A 2ª Câmara Cível do TJRN deu provimento ao recurso de uma mulher, mãe de uma criança com suspeita de Transtorno Específico do Desenvolvimento (CID F80) e Transtorno de Déficit de Atenção e Hiperatividade – TDAH (CID F90) e reformou uma sentença inicial, de primeiro grau, que havia negado o pleito de urgência em ação de obrigação de fazer, contra o Município de Natal.

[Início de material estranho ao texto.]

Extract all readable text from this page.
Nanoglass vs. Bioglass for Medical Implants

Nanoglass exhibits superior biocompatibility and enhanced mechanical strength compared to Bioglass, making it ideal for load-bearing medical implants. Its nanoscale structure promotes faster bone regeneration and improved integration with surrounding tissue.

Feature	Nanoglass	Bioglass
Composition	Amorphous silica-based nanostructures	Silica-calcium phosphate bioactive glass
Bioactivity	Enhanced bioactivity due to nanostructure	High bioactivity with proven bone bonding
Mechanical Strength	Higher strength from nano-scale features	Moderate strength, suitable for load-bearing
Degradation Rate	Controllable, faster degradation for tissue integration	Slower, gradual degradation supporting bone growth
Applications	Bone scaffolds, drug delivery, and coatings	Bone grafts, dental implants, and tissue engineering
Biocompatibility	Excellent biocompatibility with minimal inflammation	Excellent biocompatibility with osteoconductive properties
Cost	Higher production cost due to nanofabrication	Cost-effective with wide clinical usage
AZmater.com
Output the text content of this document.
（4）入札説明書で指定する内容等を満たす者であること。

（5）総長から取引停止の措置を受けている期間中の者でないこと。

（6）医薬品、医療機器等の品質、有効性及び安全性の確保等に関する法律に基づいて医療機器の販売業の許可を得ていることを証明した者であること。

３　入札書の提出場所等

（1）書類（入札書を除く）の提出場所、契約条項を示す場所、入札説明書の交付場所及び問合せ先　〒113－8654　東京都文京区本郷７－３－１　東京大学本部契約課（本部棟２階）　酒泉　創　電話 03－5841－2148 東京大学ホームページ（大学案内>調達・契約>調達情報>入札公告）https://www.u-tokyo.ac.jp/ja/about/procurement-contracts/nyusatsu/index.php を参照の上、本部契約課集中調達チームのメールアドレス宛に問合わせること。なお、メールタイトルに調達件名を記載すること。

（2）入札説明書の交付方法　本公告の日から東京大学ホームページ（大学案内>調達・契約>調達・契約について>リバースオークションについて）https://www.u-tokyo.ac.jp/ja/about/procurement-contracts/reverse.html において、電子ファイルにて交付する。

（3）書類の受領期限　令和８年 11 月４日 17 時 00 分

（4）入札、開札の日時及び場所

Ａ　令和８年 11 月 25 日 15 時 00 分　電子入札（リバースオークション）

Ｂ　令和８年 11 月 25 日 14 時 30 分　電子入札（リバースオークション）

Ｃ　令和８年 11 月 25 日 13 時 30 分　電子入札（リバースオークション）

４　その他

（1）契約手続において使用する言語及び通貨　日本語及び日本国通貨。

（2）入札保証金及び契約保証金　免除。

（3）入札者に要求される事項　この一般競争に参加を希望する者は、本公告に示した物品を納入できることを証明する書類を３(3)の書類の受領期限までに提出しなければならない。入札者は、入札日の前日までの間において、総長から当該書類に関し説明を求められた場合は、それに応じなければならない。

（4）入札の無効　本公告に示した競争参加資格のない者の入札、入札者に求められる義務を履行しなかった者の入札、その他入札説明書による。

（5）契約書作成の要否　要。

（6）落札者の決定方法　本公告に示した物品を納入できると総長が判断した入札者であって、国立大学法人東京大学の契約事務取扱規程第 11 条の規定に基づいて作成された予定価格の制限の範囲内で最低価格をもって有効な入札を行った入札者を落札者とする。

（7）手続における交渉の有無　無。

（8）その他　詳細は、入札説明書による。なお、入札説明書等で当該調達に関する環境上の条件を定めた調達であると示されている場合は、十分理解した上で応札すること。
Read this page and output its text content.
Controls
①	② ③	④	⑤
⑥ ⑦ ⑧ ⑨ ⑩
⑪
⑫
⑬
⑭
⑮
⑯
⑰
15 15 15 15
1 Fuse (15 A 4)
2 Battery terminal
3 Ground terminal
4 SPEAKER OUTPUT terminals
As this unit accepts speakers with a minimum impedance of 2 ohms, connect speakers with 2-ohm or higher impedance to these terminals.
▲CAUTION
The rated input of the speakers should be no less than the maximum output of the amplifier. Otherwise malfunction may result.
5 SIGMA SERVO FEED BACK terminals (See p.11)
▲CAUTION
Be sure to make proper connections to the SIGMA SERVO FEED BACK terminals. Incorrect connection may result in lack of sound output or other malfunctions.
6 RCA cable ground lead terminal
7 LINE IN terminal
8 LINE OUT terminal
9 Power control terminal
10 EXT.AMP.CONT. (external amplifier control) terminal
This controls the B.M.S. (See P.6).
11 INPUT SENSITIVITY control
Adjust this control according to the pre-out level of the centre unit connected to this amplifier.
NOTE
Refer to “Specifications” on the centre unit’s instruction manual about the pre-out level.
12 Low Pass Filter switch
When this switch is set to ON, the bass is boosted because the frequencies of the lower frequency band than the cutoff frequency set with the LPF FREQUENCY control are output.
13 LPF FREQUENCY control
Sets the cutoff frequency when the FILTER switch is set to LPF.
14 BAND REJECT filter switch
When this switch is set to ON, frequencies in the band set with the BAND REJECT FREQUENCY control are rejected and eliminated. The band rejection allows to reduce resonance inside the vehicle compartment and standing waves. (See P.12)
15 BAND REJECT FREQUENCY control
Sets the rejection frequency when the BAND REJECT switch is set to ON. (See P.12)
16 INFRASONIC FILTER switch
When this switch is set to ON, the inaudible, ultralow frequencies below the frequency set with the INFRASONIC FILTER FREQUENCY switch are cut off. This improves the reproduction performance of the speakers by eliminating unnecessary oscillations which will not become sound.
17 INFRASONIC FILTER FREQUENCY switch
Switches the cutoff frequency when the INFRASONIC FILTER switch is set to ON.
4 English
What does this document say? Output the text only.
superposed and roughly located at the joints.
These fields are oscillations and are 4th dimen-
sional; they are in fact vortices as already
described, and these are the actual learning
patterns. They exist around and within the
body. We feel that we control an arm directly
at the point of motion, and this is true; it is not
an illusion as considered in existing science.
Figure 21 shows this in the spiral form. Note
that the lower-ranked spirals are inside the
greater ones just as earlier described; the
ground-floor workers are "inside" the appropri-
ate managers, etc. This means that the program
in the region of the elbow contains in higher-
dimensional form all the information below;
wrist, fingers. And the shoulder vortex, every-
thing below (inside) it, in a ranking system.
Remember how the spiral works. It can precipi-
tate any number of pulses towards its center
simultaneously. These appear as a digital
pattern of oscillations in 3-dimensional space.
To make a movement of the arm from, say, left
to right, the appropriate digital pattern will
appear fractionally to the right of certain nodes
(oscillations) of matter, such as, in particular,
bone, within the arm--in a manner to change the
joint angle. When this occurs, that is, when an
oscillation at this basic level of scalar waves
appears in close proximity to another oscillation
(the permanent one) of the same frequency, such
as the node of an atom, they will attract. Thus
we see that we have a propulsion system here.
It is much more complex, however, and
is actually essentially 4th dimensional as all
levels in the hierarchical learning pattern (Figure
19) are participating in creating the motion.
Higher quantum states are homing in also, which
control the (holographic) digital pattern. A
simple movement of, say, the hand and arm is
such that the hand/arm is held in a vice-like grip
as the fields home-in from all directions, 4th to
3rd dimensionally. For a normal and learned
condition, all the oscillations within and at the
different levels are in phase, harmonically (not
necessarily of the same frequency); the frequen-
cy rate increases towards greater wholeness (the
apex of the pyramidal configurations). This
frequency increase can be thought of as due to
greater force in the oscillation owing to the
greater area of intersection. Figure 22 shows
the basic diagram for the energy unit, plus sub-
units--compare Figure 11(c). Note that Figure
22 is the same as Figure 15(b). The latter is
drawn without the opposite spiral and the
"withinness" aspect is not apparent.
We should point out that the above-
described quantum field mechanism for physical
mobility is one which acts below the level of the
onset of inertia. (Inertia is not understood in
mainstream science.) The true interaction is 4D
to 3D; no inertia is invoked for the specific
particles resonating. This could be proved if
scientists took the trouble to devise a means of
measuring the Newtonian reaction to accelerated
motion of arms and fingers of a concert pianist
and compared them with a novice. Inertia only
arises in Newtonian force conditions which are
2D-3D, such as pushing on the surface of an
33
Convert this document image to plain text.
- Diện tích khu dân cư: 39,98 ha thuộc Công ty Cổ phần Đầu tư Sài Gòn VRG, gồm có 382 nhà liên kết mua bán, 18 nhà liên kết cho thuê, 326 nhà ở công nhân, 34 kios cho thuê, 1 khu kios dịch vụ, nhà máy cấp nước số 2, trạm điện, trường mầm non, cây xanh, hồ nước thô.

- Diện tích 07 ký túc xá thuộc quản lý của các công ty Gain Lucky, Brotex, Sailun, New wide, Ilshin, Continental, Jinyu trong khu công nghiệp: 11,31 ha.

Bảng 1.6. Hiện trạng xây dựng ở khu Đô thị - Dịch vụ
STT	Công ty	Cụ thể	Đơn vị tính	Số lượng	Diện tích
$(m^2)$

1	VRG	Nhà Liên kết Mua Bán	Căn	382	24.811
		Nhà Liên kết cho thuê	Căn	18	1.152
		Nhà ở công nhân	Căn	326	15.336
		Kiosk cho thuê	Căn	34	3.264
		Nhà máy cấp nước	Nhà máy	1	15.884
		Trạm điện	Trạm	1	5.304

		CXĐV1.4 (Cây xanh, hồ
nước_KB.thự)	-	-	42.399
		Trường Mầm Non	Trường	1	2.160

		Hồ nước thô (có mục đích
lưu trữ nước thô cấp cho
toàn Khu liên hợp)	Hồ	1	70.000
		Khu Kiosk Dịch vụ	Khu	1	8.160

O ente público terá que viabilizar, de forma imediata, consultas médicas (fonoaudiologia e neuropediatria), conforme prescrição médica, diante da demora excessiva da fila de regulação do SUS e a ausência de previsão de atendimento.

“Laudos médicos emitidos por profissional da rede pública comprovam a urgência da medida, apontando risco de agravamento no desenvolvimento neuropsicomotor da criança caso haja maior postergação das consultas indicadas”, esclarece a relatora do recurso, desembargadora Lourdes de Azevêdo.

Conforme o julgamento, a inclusão da criança na fila do SUS desde 22.07.2025, com classificação de urgência e sem qualquer perspectiva de atendimento, revela inefetividade da política pública de saúde, afrontando o Enunciado nº 93 da Jornada de Direito da Saúde do CNJ, que considera excessiva a espera superior a 100 dias para consultas eletivas.

“A ausência de resposta do sistema de regulação quanto à solicitação da consulta em neuropediatria, mesmo após requerimento formal, evidencia omissão estatal e também reforça a necessidade de atuação judicial para evitar dano irreparável à saúde da menor”, reforça a relatora.

A decisão ainda indicou que a intervenção judicial não viola o princípio da isonomia, uma vez que visa garantir a efetivação de direito fundamental diante da falha administrativa, sendo, portanto, legítima.